So what are we to make of our election results?
Theresa May made some wrong moves, and threw away one of the biggest leads in decades.
The tax on property, to allow for social care in later life.
Not attending any televised debates.
Underestimating the UK electorate.
What about Jeremy Corbyn, written off, before the election?
He came across as sincere and passionate.
He said things that people wanted to hear.
He attracted the votes from disillusioned elderly people, and first-time young voters.
Many people believed his Socialist rhetoric.
He secured his position as leader of the opposition Labour Party.
UKIP all but disappeared from the political scene, and their leader resigned. So much for the far right, in UK politics.
The Liberals had some gains, but nothing remotely significant.
Situation normal for them, after the fuss has died down.
Scotland rejected the second independence referendum, and the Nationalist path, with a loss of 30% of Nationalist seats.
Theresa May is unlikely to ride out this storm, and almost certain to either resign, or be ousted.
The knives are out in Westminster, and the sides are forming. She is in neither camp.
Corbyn cannot form a government, but a second election in the short term looks very likely.
That was one hell of a day, in British politics!
Well 2016 was a year wasn’t it?
So we started 2017 with a US President that apparently nobody wanted, a British Prime Minister who got her job more or less by default, and a Labour Party leader whose own colleagues continue to try to depose. Add to that the rise of the Right across Europe, the squabbling over Brexit and the referendum continuing, and the media-inspired panic about Russia’s intentions and China flexing its muscles. It is looking as if this year is going to be an unmitigated disaster for the world, and will change everything as we know it.
Or will it?
Like it or not, Trump was elected. I don’t like him, but I had little time for Sanders or Clinton either. He has started to do exactly what he said he would do, much to the consternation of those who never believed he would go through with it. So he sends silly tweets, and shows off about the numbers who attended his inauguration. He isn’t very statesmanlike, and still looks somewhat surprised that he is really the president. No surprises there. He may not be allowed to get many of his policies past Congress, but at least he is trying to deliver what he promised, whether we like it or not.
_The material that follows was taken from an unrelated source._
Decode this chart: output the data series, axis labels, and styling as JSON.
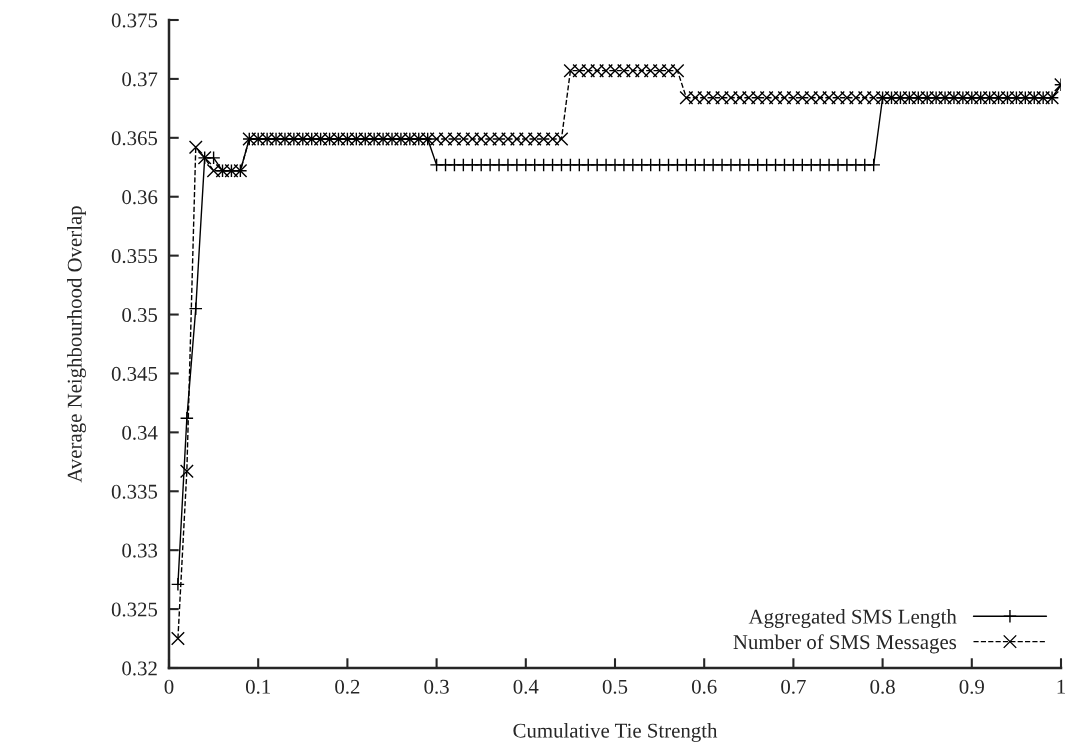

Theresa may won the leadership election and stepped in after Cameron chickened out and left the game like a spoilt child, taking his ball home. Her party was never elected on the basis of her being its leader, and she was firmly against leaving the EU in the past. Yet she stepped up, got on with the job, knuckled down to negotaiting with the EU, and even going so far as to hold hands with Trump, hoping for a beneficial trade deal. Now that’s dedication. I would never vote for her party unless I had senile dementia, but given the alternatives at the moment, she has got to be the best of a bad bunch.
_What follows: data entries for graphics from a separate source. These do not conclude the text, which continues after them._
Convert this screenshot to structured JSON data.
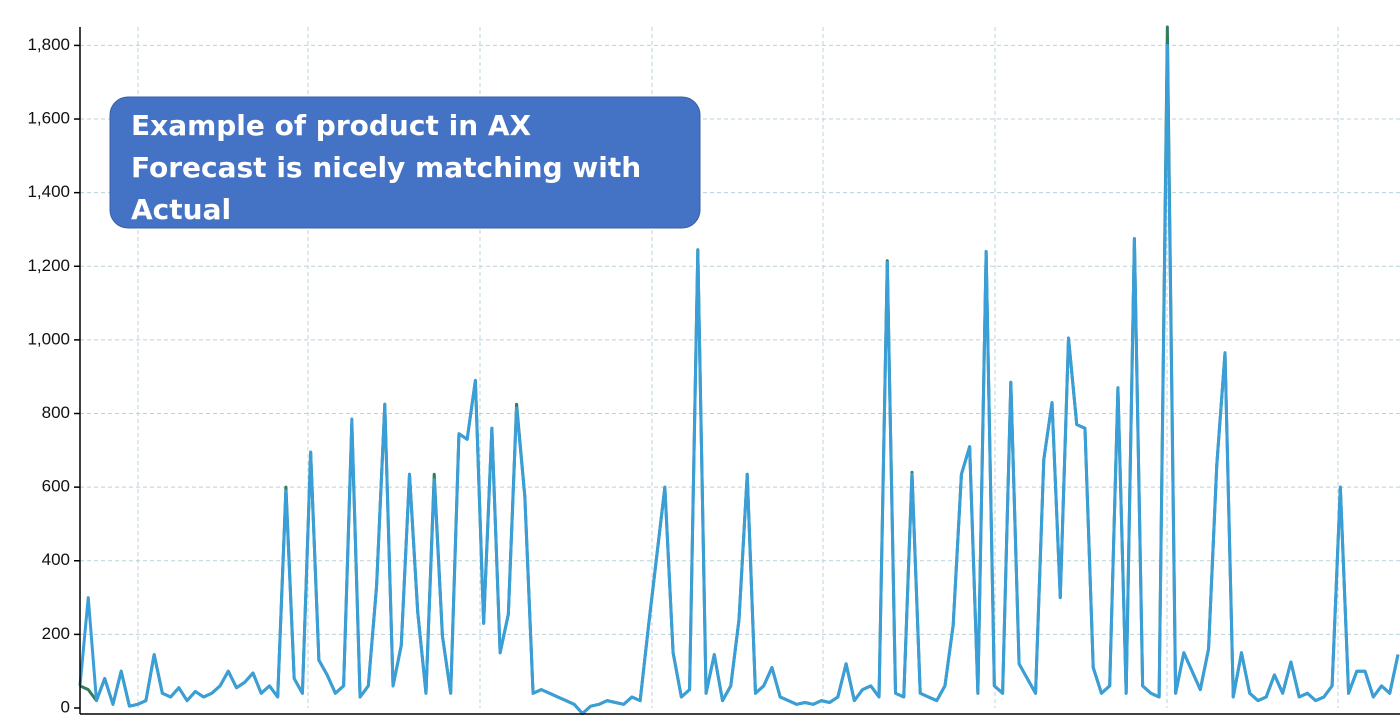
{
  "chart_data": {
    "type": "line",
    "annotation": [
      "Example of product in AX",
      "Forecast is nicely matching with",
      "Actual"
    ],
    "ylim": [
      0,
      1850
    ],
    "yticks": [
      0,
      200,
      400,
      600,
      800,
      {
        "value": 1000,
        "label": "1,000"
      },
      {
        "value": 1200,
        "label": "1,200"
      },
      {
        "value": 1400,
        "label": "1,400"
      },
      {
        "value": 1600,
        "label": "1,600"
      },
      {
        "value": 1800,
        "label": "1,800"
      }
    ],
    "grid": true,
    "series": [
      {
        "color": "#2e7d5b",
        "values": [
          60,
          50,
          20,
          80,
          10,
          100,
          5,
          10,
          20,
          145,
          40,
          30,
          55,
          20,
          45,
          30,
          40,
          60,
          100,
          55,
          70,
          95,
          40,
          60,
          30,
          600,
          80,
          40,
          695,
          130,
          90,
          40,
          60,
          770,
          30,
          60,
          330,
          825,
          60,
          170,
          635,
          260,
          40,
          635,
          195,
          40,
          745,
          730,
          890,
          230,
          760,
          150,
          255,
          825,
          575,
          40,
          50,
          40,
          30,
          20,
          10,
          -15,
          5,
          10,
          20,
          15,
          10,
          30,
          20,
          220,
          410,
          600,
          150,
          30,
          50,
          1245,
          40,
          145,
          20,
          60,
          240,
          635,
          40,
          60,
          110,
          30,
          20,
          10,
          15,
          10,
          20,
          15,
          30,
          120,
          20,
          50,
          60,
          30,
          1215,
          40,
          30,
          640,
          40,
          30,
          20,
          60,
          225,
          635,
          710,
          40,
          1240,
          60,
          40,
          885,
          120,
          80,
          40,
          675,
          830,
          300,
          1005,
          770,
          760,
          110,
          40,
          60,
          870,
          40,
          1275,
          60,
          40,
          30,
          1850,
          40,
          150,
          100,
          50,
          160,
          660,
          965,
          30,
          150,
          40,
          20,
          30,
          90,
          40,
          125,
          30,
          40,
          20,
          30,
          60,
          600,
          40,
          100,
          100,
          30,
          60,
          40,
          145
        ]
      },
      {
        "color": "#3a9fd8",
        "values": [
          60,
          300,
          20,
          80,
          10,
          100,
          5,
          10,
          20,
          145,
          40,
          30,
          55,
          20,
          45,
          30,
          40,
          60,
          100,
          55,
          70,
          95,
          40,
          60,
          30,
          590,
          80,
          40,
          695,
          130,
          90,
          40,
          60,
          785,
          30,
          60,
          330,
          825,
          60,
          170,
          635,
          260,
          40,
          620,
          195,
          40,
          745,
          730,
          890,
          230,
          760,
          150,
          255,
          815,
          575,
          40,
          50,
          40,
          30,
          20,
          10,
          -15,
          5,
          10,
          20,
          15,
          10,
          30,
          20,
          220,
          410,
          600,
          150,
          30,
          50,
          1245,
          40,
          145,
          20,
          60,
          240,
          635,
          40,
          60,
          110,
          30,
          20,
          10,
          15,
          10,
          20,
          15,
          30,
          120,
          20,
          50,
          60,
          30,
          1210,
          40,
          30,
          635,
          40,
          30,
          20,
          60,
          225,
          635,
          710,
          40,
          1240,
          60,
          40,
          885,
          120,
          80,
          40,
          675,
          830,
          300,
          1005,
          770,
          760,
          110,
          40,
          60,
          870,
          40,
          1275,
          60,
          40,
          30,
          1800,
          40,
          150,
          100,
          50,
          160,
          660,
          965,
          30,
          150,
          40,
          20,
          30,
          90,
          40,
          125,
          30,
          40,
          20,
          30,
          60,
          600,
          40,
          100,
          100,
          30,
          60,
          40,
          145
        ]
      }
    ]
  }
}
Jeremy Corbyn continues to behave with great dignity, despite so many of his so-called colleagues and former friends doing everything but stick a real knife into his back. That bunch of Tony Blair wannabees are more interested in personal power, than in the integrity of their own, supposedly Socialist, party. But the membership, the real people, those without any political influence, they still believe in him. Unless the whole constitution of the party is changed by the plotters within, they are likely to keep him in charge, so that we might continue to see real policies like nationalisation of industries, free university education, and a properly funded health service. Because once he has gone, you can bet your life his successors will be getting out their neutral coloured ties, and matching them with nice blue suits, as they water down everything to appeal to the confused middle classes.
So what am I saying?
In short, just let them get on with it. ‘Special Relationship’ or not, America is a foreign country. Just because some of them sound a bit like us, and they use an approximation of our language, doesn’t make their business our business. Let Trump rise or fall doing what he said he would do, and history will judge him.
As for Prime Minister May, she seems to be doing well enough, at least for a Conservative. I didn’t want her government, but I am stuck with it. So leave her alone to get on with what we voted for, getting us out of the EU.
And whatever you think of Corbyn, the Labour Party would be a grey place without him in it, and the policies would be hard to separate from those of the government. Besides, the members voted for him, so he should stay. That’s democracy, isn’t it?
Or is Democracy only good when you get what you want?